Surprising Rites of Passage

When people start a family, there usually comes a point when they're relatively certain of what parenthood has in store for them. Not entirely, mind you - once those rascals are born there's really no telling how many nights they'll be up at 3 AM screaming in your face or how many times you'll find yourself sitting in the emergency room, counting ceiling tiles while your kid gets something x-rayed (also usually at 3 AM).

But overall, between asking your mom for advice, crazed Googling, a dog-eared copy of every book in the What To Expect  series, and random old ladies at the supermarket telling you your children are going to catch Bubonic plague from not wearing a hat, you start to feel like you have a pretty reasonable overview of what Major Milestones you should be expecting.
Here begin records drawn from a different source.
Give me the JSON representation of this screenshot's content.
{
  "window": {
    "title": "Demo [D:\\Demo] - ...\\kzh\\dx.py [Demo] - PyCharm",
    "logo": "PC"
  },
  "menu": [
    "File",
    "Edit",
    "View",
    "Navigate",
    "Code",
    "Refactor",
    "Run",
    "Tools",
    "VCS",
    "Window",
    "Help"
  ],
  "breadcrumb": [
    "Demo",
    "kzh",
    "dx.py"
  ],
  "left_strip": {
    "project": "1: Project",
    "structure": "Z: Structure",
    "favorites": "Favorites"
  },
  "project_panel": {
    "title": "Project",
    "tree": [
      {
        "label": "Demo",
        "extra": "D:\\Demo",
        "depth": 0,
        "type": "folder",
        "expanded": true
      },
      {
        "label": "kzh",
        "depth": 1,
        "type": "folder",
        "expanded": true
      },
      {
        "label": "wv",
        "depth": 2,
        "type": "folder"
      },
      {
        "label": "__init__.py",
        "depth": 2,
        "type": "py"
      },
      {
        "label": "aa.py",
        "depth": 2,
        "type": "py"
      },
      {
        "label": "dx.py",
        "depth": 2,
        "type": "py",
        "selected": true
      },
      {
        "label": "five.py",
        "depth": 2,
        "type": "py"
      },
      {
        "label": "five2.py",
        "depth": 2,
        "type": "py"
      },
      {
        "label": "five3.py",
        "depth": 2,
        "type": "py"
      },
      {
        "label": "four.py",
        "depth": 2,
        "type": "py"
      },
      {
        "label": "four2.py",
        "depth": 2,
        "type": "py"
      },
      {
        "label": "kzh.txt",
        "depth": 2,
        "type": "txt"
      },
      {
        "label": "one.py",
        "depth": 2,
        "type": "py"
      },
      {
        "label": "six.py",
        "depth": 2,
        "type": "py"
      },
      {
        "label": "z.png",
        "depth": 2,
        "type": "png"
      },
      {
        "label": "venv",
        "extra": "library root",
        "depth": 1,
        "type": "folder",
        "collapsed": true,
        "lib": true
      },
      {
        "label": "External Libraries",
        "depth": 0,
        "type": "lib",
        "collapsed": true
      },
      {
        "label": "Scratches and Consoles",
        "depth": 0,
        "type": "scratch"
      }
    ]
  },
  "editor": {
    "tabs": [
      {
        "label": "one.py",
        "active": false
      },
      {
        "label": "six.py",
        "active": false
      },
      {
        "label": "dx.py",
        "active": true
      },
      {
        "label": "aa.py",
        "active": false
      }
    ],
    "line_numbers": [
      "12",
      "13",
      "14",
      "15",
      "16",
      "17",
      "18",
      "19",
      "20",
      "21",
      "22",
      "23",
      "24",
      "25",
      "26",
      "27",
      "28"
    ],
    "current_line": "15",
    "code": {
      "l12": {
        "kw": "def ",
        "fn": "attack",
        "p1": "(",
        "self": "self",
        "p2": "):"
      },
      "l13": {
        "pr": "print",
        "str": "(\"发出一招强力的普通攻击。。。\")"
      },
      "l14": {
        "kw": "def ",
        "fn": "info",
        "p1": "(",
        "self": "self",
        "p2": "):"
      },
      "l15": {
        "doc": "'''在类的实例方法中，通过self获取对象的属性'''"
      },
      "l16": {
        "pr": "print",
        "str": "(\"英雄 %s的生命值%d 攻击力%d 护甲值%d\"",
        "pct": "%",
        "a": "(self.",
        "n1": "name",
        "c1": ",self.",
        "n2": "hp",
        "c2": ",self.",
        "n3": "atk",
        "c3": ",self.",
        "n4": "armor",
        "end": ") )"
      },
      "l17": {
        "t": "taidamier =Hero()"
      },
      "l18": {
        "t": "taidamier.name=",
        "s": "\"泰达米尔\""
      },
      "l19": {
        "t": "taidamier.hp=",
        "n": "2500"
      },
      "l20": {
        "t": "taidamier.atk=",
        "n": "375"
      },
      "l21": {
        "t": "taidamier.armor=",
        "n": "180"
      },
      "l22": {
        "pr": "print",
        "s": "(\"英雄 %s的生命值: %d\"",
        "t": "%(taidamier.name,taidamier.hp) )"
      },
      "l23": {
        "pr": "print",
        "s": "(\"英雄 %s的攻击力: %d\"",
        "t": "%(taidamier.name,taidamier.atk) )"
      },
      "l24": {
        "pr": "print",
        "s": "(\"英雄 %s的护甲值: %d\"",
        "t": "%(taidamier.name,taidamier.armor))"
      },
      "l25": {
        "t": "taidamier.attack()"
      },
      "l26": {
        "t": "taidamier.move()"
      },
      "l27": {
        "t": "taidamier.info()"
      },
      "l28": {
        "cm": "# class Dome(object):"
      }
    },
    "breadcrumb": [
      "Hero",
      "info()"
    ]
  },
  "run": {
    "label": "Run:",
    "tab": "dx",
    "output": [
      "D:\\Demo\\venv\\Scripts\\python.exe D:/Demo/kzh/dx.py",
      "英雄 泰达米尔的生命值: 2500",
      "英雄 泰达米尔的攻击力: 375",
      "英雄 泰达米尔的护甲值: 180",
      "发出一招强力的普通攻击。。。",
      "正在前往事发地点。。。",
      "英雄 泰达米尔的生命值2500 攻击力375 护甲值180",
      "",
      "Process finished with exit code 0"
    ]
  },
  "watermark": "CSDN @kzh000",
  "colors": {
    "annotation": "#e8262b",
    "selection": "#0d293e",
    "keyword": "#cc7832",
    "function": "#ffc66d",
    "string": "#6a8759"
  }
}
Namely:
  1. First smile that definitely isn't gas
  2. Rolling over
  3. First step
  4. Some other stuff
  5. College
Aside from a couple other baby firsts you might prefer to forget, if you're like me, you thought that pretty much covered it.

Wrong!

Apparently, kids keep having more rites of passage, even when they aren't babies anymore. (I know! The nerve.) They grow up in subtle ways, somewhere in between that first "Ma-Ma" and the first call home from the dorm to ask sheepishly for money that you know darn well they're just going to spend on beer.


This became painfully clear to me the last time I took the kids to the dentist. First of all, neither one asked me to tag along when the hygienist called them back to the examination room. Nope, they confidently trotted off without me, without even looking back.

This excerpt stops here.